This spring, ST Telemedia Global Data Centres launched a pilot to see whether an AI-based system could reduce energy use of the cooling system in one of its Singapore data centers by managing it more efficiently than human facilities engineers could.
And the pilot has already produced some promising early results, Daniel Pointon, STT GDC’s CTO, recently told DCK. The cooling system stands to use about 10 percent less energy than before, according to initial modeling.
That’s “pretty substantial, given that we are not asking customers to shut down servers or use less power,” Pointon said. “We are just doing the same job more efficiently.”
It becomes a lot more substantial if you consider STT GDC’s scale and the potential for energy savings if a similar solution is deployed across its entire portfolio. The Singapore-based colocation provider, a subsidiary of the investment company ST Telemedia, says it operates 130 data centers in Asia and the UK.
The pilot to test AI’s potential in data center cooling management is part of STT GDC’s broader pledge to reduce its overall carbon footprint and become carbon-neutral by 2030. Pushed to a substantial degree by their largest customers who have made ambitions carbon-reduction pledges of their own, more and more specialist data center providers have been taking bolder steps than before to address their carbon footprint.
It’s very early days for AI in data center management. Few have tried it, but the most famous example is Google’s use of AI algorithms developed by its DeepMind subsidiary to manage cooling systems in its hyperscale computing facilities. A Google executive told us in 2018 that the approach resulted in a 30 percent reduction in energy use by data center cooling systems.
Cooling is just the start of STT GDC’s experimentation with AI. Pointon expects the company to investigate using AI for predictive maintenance, capacity management, security analytics, and automating business processes in the future.
STT GDC hired the Swiss industrial automation giant to conduct the pilot in Singapore over a 12-month period. In the first phase of the pilot, ABB is gathering data, building the AI model, and developing the control logic, Pointon said.
The colocation provider previously installed thousands of sensors measuring different aspects of its cooling systems, including temperature, humidity, and airflow throughout its data centers – in front of racks, in the ductwork, and on the rooftop. There are also sensors measuring energy use by each component of the cooling system.

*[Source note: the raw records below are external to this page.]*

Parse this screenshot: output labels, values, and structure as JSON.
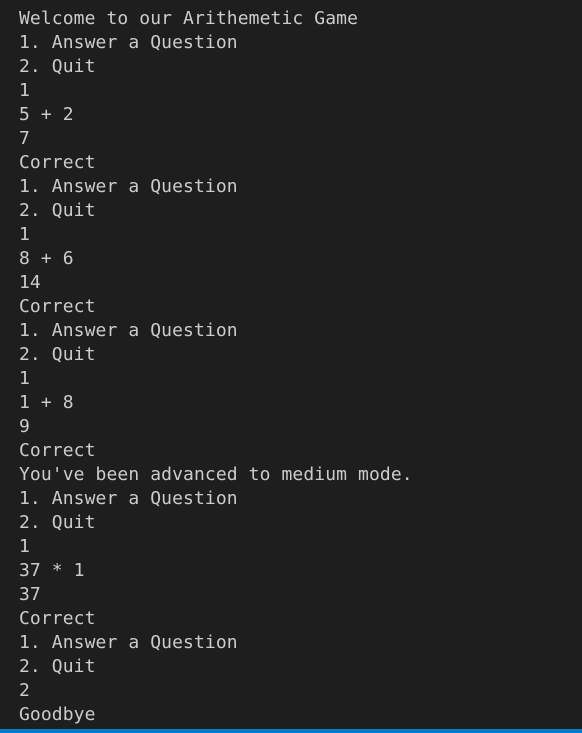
{
  "terminal": {
    "lines": [
      "Welcome to our Arithemetic Game",
      "1. Answer a Question",
      "2. Quit",
      "1",
      "5 + 2",
      "7",
      "Correct",
      "1. Answer a Question",
      "2. Quit",
      "1",
      "8 + 6",
      "14",
      "Correct",
      "1. Answer a Question",
      "2. Quit",
      "1",
      "1 + 8",
      "9",
      "Correct",
      "You've been advanced to medium mode.",
      "1. Answer a Question",
      "2. Quit",
      "1",
      "37 * 1",
      "37",
      "Correct",
      "1. Answer a Question",
      "2. Quit",
      "2",
      "Goodbye"
    ]
  },
  "colors": {
    "background": "#1e1e1e",
    "text": "#cccccc",
    "accent_strip": "#007acc"
  }
}
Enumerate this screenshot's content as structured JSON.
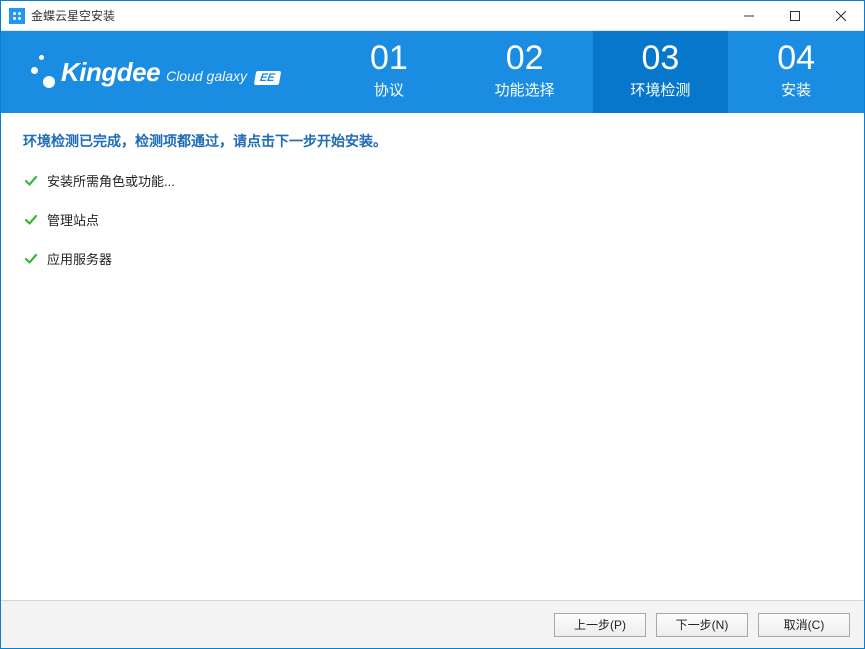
{
  "titlebar": {
    "title": "金蝶云星空安装"
  },
  "brand": {
    "name": "Kingdee",
    "subtitle": "Cloud galaxy",
    "badge": "EE"
  },
  "steps": [
    {
      "num": "01",
      "label": "协议"
    },
    {
      "num": "02",
      "label": "功能选择"
    },
    {
      "num": "03",
      "label": "环境检测"
    },
    {
      "num": "04",
      "label": "安装"
    }
  ],
  "main": {
    "status_message": "环境检测已完成，检测项都通过，请点击下一步开始安装。",
    "checks": [
      {
        "label": "安装所需角色或功能..."
      },
      {
        "label": "管理站点"
      },
      {
        "label": "应用服务器"
      }
    ]
  },
  "footer": {
    "prev": "上一步(P)",
    "next": "下一步(N)",
    "cancel": "取消(C)"
  }
}
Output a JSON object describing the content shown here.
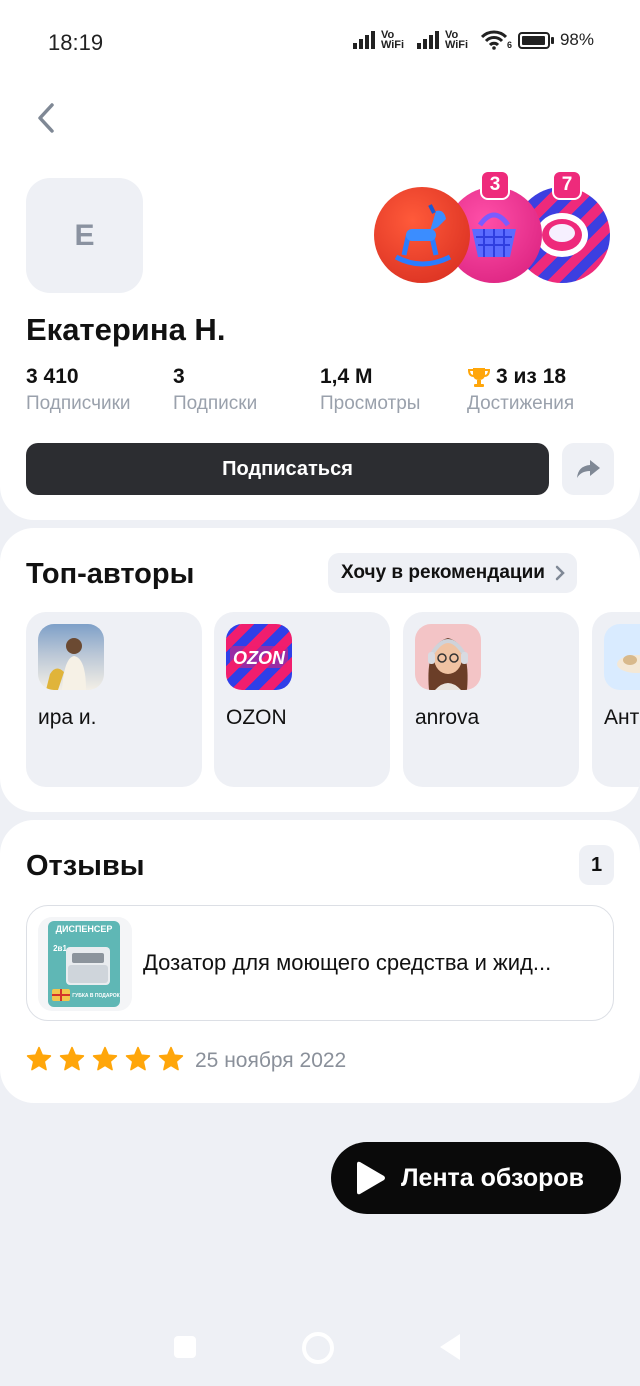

“All those sensors give us a great opportunity to really harness the power of AI and to make meaningful use of all that information and to help us make operational decisions about the way we should operate various pieces of equipment for optimal outcomes,” he said.
The analytics enable operators to tweak set points of the data center control systems. “For example, it can make slight adjustments to the speed the pumps run and how much water we push around, or slight adjustments to fan speeds in our cooling towers or inside our CRAC units,” Pointon explained. “Those combinations of a lot of small adjustments over a big system and making those adjustments dynamically in real time based on changing situations [can] unlock savings.”
In the second phase of the pilot ABB will run the AI model at the Singapore data center. STT GDC won’t let the system adjust set points automatically. The data center’s managers will analyze the suggestions from AI and manually make changes during the pilot, Pointon said.
“We are not going to let it loose right away and put all the faith that this pilot can run our business for us,” he said. “We will look at the control suggestions that AI makes and then we will put a human lens on top of that to see [whether it] make sense, or will that cause us to trip up on our other objectives like reliability? And then [we will] go execute some of those more meaningful suggestions.”
If the pilot is successful, the next step would be deployment of the AI technology throughout STT GDC’s data centers, located in China, India, the UK, Singapore, Indonesia, Thailand, and South Korea. Over time AI could become more integrated into data center operations and go from simply making suggestions to automatically running the systems, Pointon said.
For now, he doesn’t want to get ahead of himself and wants to see the results of the pilot first.
“As well as looking at the energy side of it, we’ve got to use this pilot to make some judgments [such as], what does this mean for reliability, costs, and our service levels for our customers. I don’t want to prejudge the outcome. We are going to finish this pilot. But it’s looking really positive.”